SQDG

In 1959 A.A.Benson and co-workers discovered a new sulfur containing lipid in plants and identified it as sulfoquinovosyl diacylglycerol (SQDG). The sulpholipid structure was defined as 1,2-di-O-acyl-3-O-(6-deoxy-6-sulpho-a-D-glucopyranosyl)-sn-glycerol (SQDG). The distinctive feature of this substance is carbon bonded directly to sulphur as C-SO3. Sulphonic acids of this type are chemically stable and strong acids over a wide pH range (Barber and Gounaris, 1986). SQDG has been found in all photosynthetic plants, algae, cyanobacteria, purple sulfur and non-sulfur bacteria and is localised in the thylakoid membranes, being the most saturated glycolipid (Janero, Barrnett, 1981). SQDG has been found to be closely associated with certain membrane proteins.

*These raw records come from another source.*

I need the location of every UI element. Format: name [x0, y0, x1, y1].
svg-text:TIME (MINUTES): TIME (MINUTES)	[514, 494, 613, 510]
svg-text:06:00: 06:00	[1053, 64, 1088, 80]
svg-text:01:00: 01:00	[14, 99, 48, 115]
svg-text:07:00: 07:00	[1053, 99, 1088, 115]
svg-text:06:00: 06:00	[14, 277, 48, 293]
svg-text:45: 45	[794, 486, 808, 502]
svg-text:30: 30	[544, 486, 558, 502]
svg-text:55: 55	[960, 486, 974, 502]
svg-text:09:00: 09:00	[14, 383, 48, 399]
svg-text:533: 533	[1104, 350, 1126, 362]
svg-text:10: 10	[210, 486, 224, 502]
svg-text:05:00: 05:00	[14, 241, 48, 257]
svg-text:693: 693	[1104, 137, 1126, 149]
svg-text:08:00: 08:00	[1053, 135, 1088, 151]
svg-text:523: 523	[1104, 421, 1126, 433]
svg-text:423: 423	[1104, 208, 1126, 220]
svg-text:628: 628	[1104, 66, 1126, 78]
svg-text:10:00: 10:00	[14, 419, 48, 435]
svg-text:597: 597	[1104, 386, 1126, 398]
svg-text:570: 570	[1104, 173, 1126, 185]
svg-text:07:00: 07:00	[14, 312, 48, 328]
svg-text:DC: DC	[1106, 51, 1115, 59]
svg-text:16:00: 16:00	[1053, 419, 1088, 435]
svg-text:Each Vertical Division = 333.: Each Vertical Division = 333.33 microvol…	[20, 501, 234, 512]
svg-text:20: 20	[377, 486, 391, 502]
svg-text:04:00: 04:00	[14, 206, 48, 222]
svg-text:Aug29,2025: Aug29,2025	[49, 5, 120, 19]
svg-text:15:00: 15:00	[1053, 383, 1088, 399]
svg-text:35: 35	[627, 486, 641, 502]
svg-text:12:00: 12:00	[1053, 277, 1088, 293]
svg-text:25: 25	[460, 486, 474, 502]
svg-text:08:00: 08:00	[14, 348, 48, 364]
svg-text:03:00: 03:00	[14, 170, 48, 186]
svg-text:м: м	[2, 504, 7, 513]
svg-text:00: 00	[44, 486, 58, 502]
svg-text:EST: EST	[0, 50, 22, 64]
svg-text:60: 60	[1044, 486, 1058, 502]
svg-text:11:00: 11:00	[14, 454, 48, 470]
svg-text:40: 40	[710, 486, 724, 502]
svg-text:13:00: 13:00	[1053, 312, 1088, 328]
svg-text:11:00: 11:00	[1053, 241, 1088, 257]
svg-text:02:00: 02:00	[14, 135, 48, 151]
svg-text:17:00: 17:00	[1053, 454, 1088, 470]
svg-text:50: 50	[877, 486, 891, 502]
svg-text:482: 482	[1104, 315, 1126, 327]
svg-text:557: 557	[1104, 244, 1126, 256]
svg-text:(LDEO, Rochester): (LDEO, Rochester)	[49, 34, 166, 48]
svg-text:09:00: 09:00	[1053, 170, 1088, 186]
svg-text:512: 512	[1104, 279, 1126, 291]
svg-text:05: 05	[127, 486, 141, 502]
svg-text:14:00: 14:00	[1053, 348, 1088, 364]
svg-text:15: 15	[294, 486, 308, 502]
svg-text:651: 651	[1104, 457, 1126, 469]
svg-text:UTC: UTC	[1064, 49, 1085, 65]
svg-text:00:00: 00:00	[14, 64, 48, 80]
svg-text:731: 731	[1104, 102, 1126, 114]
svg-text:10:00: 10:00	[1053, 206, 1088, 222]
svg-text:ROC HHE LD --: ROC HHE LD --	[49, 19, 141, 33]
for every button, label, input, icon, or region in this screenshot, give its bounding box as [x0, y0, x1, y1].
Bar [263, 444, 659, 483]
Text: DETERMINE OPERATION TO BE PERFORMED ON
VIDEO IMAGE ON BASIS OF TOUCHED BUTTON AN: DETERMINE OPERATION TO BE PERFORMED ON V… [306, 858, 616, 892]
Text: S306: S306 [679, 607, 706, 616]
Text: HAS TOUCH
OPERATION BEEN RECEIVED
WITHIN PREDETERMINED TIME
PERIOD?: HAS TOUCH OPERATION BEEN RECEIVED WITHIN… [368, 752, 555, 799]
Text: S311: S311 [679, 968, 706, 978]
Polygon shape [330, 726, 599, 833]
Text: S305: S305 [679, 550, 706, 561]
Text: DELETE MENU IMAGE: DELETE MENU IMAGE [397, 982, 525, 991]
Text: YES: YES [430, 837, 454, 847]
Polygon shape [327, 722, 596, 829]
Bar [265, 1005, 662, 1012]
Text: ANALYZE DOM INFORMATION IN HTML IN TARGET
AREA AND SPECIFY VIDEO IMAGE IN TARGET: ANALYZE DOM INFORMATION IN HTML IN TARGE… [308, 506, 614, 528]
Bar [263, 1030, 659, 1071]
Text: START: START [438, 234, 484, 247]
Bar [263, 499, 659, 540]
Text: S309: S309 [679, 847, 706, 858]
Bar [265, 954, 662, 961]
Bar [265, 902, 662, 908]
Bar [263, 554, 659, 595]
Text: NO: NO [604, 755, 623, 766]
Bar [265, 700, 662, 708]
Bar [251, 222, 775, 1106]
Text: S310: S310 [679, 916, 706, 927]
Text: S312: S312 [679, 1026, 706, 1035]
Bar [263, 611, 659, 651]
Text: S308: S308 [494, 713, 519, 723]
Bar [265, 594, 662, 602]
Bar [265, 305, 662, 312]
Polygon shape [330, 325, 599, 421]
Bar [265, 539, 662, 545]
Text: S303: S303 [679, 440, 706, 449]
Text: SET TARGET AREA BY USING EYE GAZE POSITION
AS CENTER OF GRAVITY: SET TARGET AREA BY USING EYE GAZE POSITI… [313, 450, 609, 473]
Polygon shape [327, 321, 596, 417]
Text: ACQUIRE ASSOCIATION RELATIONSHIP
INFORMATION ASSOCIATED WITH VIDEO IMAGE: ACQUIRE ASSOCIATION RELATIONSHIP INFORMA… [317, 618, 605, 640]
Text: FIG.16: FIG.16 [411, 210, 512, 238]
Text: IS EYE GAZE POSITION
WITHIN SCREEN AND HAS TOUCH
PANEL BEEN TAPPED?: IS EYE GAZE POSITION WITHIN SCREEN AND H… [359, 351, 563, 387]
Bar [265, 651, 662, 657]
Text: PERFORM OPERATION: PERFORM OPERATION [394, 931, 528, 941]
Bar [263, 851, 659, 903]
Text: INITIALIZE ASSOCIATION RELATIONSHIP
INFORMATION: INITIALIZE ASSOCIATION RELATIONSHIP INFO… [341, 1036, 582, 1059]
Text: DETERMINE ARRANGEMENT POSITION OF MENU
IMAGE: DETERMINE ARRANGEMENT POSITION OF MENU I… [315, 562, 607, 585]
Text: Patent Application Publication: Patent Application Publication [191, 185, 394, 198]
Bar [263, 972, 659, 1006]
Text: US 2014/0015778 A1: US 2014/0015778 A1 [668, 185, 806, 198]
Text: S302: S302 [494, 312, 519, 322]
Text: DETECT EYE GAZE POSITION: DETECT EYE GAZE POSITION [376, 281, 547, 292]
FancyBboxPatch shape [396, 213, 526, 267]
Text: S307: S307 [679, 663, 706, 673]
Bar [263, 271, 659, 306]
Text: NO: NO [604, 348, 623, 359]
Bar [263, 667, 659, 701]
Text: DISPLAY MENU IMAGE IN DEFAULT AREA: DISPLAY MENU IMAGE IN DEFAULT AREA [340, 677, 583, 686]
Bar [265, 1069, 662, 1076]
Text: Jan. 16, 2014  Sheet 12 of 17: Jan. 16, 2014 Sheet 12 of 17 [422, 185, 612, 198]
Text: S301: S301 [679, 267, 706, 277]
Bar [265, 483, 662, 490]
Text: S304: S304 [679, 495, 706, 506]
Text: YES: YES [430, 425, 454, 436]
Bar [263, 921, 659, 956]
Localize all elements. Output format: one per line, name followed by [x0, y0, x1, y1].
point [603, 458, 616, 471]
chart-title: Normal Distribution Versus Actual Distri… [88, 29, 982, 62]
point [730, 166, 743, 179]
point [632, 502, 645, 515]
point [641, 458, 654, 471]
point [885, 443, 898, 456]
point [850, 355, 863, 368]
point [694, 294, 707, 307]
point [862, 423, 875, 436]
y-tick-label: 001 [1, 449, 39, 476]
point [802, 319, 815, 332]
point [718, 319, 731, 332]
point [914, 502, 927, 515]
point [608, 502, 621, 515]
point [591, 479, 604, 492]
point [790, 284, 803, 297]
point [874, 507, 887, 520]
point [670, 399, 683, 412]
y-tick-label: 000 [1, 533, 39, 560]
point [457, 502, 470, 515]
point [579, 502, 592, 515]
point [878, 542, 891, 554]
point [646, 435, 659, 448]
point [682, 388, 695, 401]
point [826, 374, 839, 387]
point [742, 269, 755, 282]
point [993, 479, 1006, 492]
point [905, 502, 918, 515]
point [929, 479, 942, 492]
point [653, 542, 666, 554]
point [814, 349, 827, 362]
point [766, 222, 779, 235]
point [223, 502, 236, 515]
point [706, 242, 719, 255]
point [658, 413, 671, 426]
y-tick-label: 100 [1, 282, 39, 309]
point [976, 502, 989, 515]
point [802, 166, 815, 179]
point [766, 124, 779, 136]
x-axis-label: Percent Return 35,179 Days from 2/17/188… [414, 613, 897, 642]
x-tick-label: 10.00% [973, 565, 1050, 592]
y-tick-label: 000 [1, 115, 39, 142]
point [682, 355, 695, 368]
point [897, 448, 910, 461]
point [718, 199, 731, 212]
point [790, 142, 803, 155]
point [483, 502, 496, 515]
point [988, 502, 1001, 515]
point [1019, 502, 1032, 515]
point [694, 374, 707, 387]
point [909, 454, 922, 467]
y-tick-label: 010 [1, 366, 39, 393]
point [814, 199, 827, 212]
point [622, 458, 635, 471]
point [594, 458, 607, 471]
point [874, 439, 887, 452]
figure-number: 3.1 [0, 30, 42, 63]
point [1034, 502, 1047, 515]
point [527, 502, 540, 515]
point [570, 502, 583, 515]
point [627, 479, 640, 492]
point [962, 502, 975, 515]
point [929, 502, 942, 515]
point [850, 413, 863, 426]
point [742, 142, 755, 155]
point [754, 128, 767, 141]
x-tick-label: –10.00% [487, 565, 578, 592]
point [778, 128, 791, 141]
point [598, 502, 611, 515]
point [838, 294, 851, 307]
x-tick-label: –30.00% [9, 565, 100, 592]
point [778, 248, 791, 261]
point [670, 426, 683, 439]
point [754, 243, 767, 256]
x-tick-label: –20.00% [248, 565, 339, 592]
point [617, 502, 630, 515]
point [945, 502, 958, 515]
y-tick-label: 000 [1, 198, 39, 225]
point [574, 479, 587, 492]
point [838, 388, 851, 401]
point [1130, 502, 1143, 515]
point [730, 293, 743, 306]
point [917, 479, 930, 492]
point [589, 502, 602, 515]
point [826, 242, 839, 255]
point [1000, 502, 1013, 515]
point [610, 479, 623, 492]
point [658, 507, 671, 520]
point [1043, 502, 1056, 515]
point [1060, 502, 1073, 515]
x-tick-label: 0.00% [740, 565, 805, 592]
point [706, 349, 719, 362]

In some cases the (electostratic) interactions may be very strong, as suggested by the inability of saturated SQDG molecules associated with purified chloroplast CF0-CF1 ATPase to exchange with other acidic lipids (Pick et al., 1985). It was shown also that SQDG protects CF1 against cold inactivation in the presence of some ATP. CF1 bound to membranes was found to be much more resistant to heat and cold than solubilised protein. Mitochondrial coupling factor F1 is similarly protected by phospholipids and SQDG although, in that case, both were equally effective (Bennun and Racker, 1969; Livn and Racker, 1969). Information about SQDG and the Rieske protein interaction in the cyt b6f structures is also present. SQDG seems to be involved in the turnover of cyt f in a similar manner like D1 and raise the question of whether a similar mechanism underlies the role of SQDG in the assembly of both subunits (De Vitry et al. 2004).Severe SQDG accumulation was observed in apple shoot bark and wood (Okanenko, 1977)and in pine thylakoid during the autumn hardening (Oquist, 1982), while heat and drought action upon wheat (Taran et al., 2000), at NaCl action in the halophyte Aster tripolium (Ramani, Zorn, Papenbrock, 2004). Besides, SQDG inhibits viral development (DNA-polymerase and reverse transcriptase activity, Ohta et al. 1998, 2000).